Anna Battista est une actrice à la renommée internationale, véritable écorchée vive, se déclarant elle-même pute, car tout le monde du cinéma est une pute où il faut savoir se vendre ; mais
paradoxalement à la recherche d'un amour pur et infantile (tiens à l'image des midinettes fans des Disney !!). Le film retrace donc un condensé de son parcours, jusqu'à une apothéose mystique
bien trash...
Déroutant. J'avais oublié aussi cet adjectif. Ce film extrémiste et ne ressemblant à aucun autre dans sa réalisation cahotique, ne peut laisser personne froid, même si j'imagine que bon nombre de
spectateurs a du quitter la salle dare dare... Car Asia n'est pas facile, et difficilement approchable, et tout du long de sa création qu'on imagine pour le moins autobiographique, Asia souffre
en cultivant un sens rare du masochisme : Asia se drogue avec des trucs pour les chevaux, Asia se met dans des situations inextricables puant à 10 kilomètres, Asia baise avec tout ce qui bouge et
n'en garde aucun souvenir, Asia se fait violer, Asia se fait harceler par des brutes psychopathes, Asia enceinte de 5 mois tombe dans les escaliers...
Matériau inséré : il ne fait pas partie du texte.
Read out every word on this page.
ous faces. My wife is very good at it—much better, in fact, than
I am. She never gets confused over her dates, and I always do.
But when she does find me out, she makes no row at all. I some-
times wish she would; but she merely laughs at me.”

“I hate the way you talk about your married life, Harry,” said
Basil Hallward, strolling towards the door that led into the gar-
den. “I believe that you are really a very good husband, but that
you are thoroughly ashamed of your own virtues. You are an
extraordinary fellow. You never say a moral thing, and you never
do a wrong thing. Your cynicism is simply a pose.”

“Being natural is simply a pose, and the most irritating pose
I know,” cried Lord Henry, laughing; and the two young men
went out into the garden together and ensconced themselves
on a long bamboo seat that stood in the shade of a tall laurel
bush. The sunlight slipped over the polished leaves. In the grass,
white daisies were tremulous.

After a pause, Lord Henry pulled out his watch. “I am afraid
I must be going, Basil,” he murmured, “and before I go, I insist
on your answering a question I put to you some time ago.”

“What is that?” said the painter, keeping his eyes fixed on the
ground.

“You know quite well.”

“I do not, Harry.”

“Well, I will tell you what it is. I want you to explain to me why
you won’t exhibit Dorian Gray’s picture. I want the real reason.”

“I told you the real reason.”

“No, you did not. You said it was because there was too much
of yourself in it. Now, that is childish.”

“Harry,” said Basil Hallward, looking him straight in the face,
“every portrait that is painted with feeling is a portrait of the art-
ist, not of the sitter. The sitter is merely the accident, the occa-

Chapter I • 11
Bref Asia s'en met plein la tronche pour pas un rond et il faut pouvoir supporter sur pellicule cette vie décadante et sans cesse bordeline, filmée par soubresauts anarchiques. Mais malgré ce
masochisme outrancier à l'état pur, il faut voir cette illumination sainte éclairer ce visage stigmatisé pendant l'échographie de sa fille ou encore pendant le chant de son amant australien d'un
soir.
Encore une demoiselle fragile qui en a dans le ventre...
Dans la série des grandes, voilà une nouvelle venue : mademoiselle Rose McGowan. Madame peut
être, puisque la miss s'acoquine depuis quelques temps avec le réalisateur qui a su la faire exploser et la sortir des cucuteries style Charmed, Robert Rodriguez pour ceux du fond qui ne suivent
pas !
Dans le segment de Tarantino elle ne crevait pas la pellicule mais crevait tout court dans une scène ultra cruelle ; dans Planet Terror on ne la lui refait pas à la dame, non non non, car
c'est elle qui tire les ficelles, n'hésitant pas à crever (oh 3 fois crever, je suis en forme !) l'oeil de Tarantino avec sa jambe en bois, celle en chair ayant été boulottée par nos amis les
contaminés. Et bien le Tarantino avant de se voir crever crever crever l'oeil, n'en revenait pas qu'une unijambiste puisse être strip teaseuse (alors qu'elle, rêve de stand up !), nous on n'en
revient pas de voir une telle puissance érotique à l'écran, je vous jure même moi qui ne jure - jure jure jure - que par les messieurs poilus ET Asia Argento.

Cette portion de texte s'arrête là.